Boobs era quasi sempre nei paraggi e io avevo il terrore che potesse leggermi dentro.

Per quanto volesse fingere di non avere sempre un occhio rivolto a me, io riuscivo a sentirmelo addosso come fosse un tatuaggio. E più continuavo a guardare Dawn, ignorando i sentimenti della mia migliore amica, e più mi sentivo in colpa a desiderare con tutto me stesso qualcosa che le avevo promesso non avrei mai fatto.

Eppure, per quanto l'attenzione nei confronti di Boobs fosse elevata, anche Dawn continuava a essere il centro dei miei pensieri.

Sentivo ancora la sua bocca sulla mia.

La sua lingua che sbatteva contro il palato.

Il modo in cui spingeva la parte inferiore del suo corpo contro la mia erezione incontrollata.

Ricordavo ogni sospiro, persino ogni gemito soffocato.

Me ne stavo appoggiato alla parete, con una bustina di molly tra le mani come fosse un giocattolo con cui passare il tempo, e gli occhi fissi sui nostri ricordi.

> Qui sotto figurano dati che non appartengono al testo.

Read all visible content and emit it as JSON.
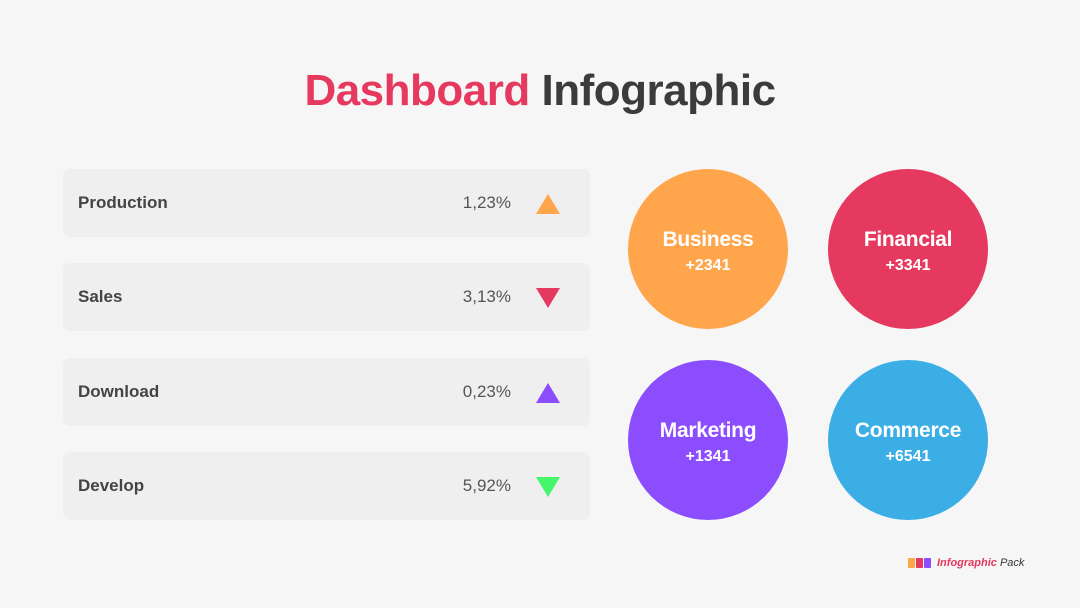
{
  "title": {
    "highlight": "Dashboard",
    "rest": "Infographic"
  },
  "metrics": [
    {
      "label": "Production",
      "value": "1,23%",
      "trend": "up",
      "color": "#ffa64d"
    },
    {
      "label": "Sales",
      "value": "3,13%",
      "trend": "down",
      "color": "#e5395f"
    },
    {
      "label": "Download",
      "value": "0,23%",
      "trend": "up",
      "color": "#8c4dff"
    },
    {
      "label": "Develop",
      "value": "5,92%",
      "trend": "down",
      "color": "#45f56a"
    }
  ],
  "circles": [
    {
      "name": "Business",
      "value": "+2341",
      "color": "#ffa64d"
    },
    {
      "name": "Financial",
      "value": "+3341",
      "color": "#e5395f"
    },
    {
      "name": "Marketing",
      "value": "+1341",
      "color": "#8c4dff"
    },
    {
      "name": "Commerce",
      "value": "+6541",
      "color": "#3aaee5"
    }
  ],
  "brand": {
    "name": "Infographic",
    "suffix": "Pack",
    "block_colors": [
      "#ffa64d",
      "#e5395f",
      "#8c4dff"
    ]
  }
}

Mi distrassi riflettendo su quanto quello avrebbe potuto essere senza dubbio uno dei frangenti più complicati della mia vita, diviso tra due attrazioni opposte ma così simili. In realtà, per quanto quel momento si fosse rivelato ostico, qualche secondo più tardi si dimostrò soltanto il preludio di un problema veramente grosso.

«Vega», King urlò all'improvviso nel mio timpano sinistro, «ti prego non uccidermi», aggiunse, malgrado mi fossi ritratto spaventato.

Sbattei lentamente le palpebre, come a prendermi quell'unico istante necessario per tornare alla realtà.